Inhalation alone versus inhalation plus intravenous colistin for multidrug-resistant gram-negative bacterial infection after lung transplantation
- Affiliations
-
- 1Department of Thoracic and Cardiovascular Surgery, Severance Hospital, Yonsei University College of Medicine, Seoul, Korea
- 2Department of Infectious Diseases, Severance Hospital, Yonsei University College of Medicine, Seoul, Korea
- 3Department of Pulmonology, Severance Hospital, Yonsei University College of Medicine, Seoul, Korea
Abstract
- Background
After lung transplantation, patients are exposed to the risk of various infections accounting for significant morbidity and mortality. Multidrug-resistant gram-negative (MDR-GN) bacteria are emerging pathogen that is difficult to treat.

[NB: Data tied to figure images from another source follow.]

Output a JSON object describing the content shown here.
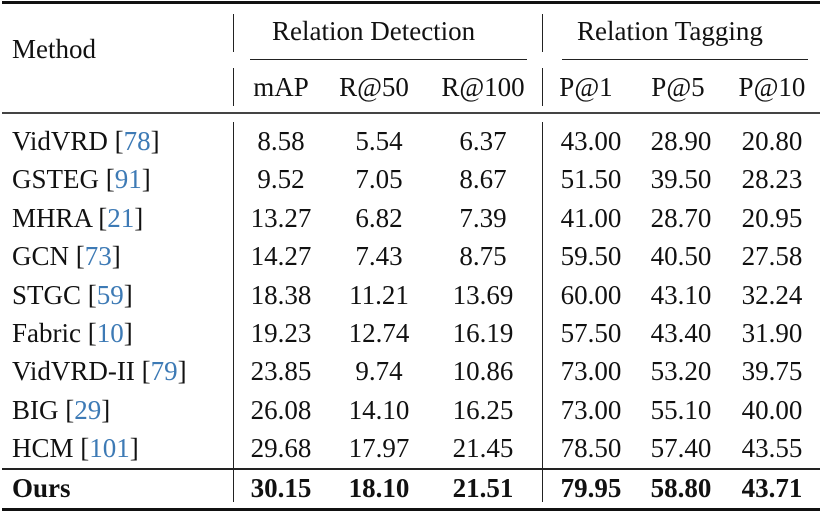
{
  "table": {
    "header": {
      "method_label": "Method",
      "groups": [
        {
          "label": "Relation Detection",
          "columns": [
            "mAP",
            "R@50",
            "R@100"
          ]
        },
        {
          "label": "Relation Tagging",
          "columns": [
            "P@1",
            "P@5",
            "P@10"
          ]
        }
      ]
    },
    "citation_color": "#3d7ab5",
    "rows": [
      {
        "method": "VidVRD",
        "cite": "78",
        "values": [
          "8.58",
          "5.54",
          "6.37",
          "43.00",
          "28.90",
          "20.80"
        ]
      },
      {
        "method": "GSTEG",
        "cite": "91",
        "values": [
          "9.52",
          "7.05",
          "8.67",
          "51.50",
          "39.50",
          "28.23"
        ]
      },
      {
        "method": "MHRA",
        "cite": "21",
        "values": [
          "13.27",
          "6.82",
          "7.39",
          "41.00",
          "28.70",
          "20.95"
        ]
      },
      {
        "method": "GCN",
        "cite": "73",
        "values": [
          "14.27",
          "7.43",
          "8.75",
          "59.50",
          "40.50",
          "27.58"
        ]
      },
      {
        "method": "STGC ",
        "cite": "59",
        "values": [
          "18.38",
          "11.21",
          "13.69",
          "60.00",
          "43.10",
          "32.24"
        ]
      },
      {
        "method": "Fabric ",
        "cite": "10",
        "values": [
          "19.23",
          "12.74",
          "16.19",
          "57.50",
          "43.40",
          "31.90"
        ]
      },
      {
        "method": "VidVRD-II ",
        "cite": "79",
        "values": [
          "23.85",
          "9.74",
          "10.86",
          "73.00",
          "53.20",
          "39.75"
        ]
      },
      {
        "method": "BIG ",
        "cite": "29",
        "values": [
          "26.08",
          "14.10",
          "16.25",
          "73.00",
          "55.10",
          "40.00"
        ]
      },
      {
        "method": "HCM",
        "cite": "101",
        "values": [
          "29.68",
          "17.97",
          "21.45",
          "78.50",
          "57.40",
          "43.55"
        ]
      }
    ],
    "ours": {
      "method": "Ours",
      "values": [
        "30.15",
        "18.10",
        "21.51",
        "79.95",
        "58.80",
        "43.71"
      ]
    }
  }
}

Intravenous (IV) colistin retains good activity against these pathogens, despite its known nephrotoxicity, especially with concurrent calcineurin inhibitor use. Several studies revealed that nebulized colistin provides good therapeutic responses with less nephrotoxicity. Since there are little data about the efficacy of nebulized or intravenous administration of colistin in MDR-GN infection after lung transplantation, this study compared the nephrotoxicity and clinical outcomes of these two delivery routes in lung transplantation.
Methods
From January 2015 to December 2020, 307 lung transplantations were performed. Ninety-eight (31.9%) patients received colistin due to MDR-GN infection. Forty-seven patients received only nebulized colistin and 51 patients were treated with intravenous with or without nebulized colistin. Variables related to clinical features were retrospectively.
Results
Acinetobacter baumannii was the predominant primary microorganism (n=54, 55.1%), followed by Klebsiella pneumoniae (n=28, 28.6%). No significant difference of basic characteristics was observed between the inhalation and the intravenous
groups (Table 1). The intravenous group showed longer duration of colistin use (P=0.001) and MDR-GN was more frequently isolated from blood and wound than the inhalation group (P=0.007, P=0.027, respectively). There was no difference in the median creatinine clearance before colistin between the groups. The incidence of nephrotoxicity was significantly higher in the
intravenous group (P<0.001). The achievement of microbiological eradication and clinical cure were significantly higher in the inhalation group than the intravenous group (P=0.001, P=0.007, respectively).
Conclusions
Our findings suggested that colistin Inhalation alone could provide an effective and safe treatment option for MDR-GN infection after lung transplantation. However, indication for nebulized colistin should be decided deliberately, espe-cially when MDR-GN is isolated from blood or infected wound.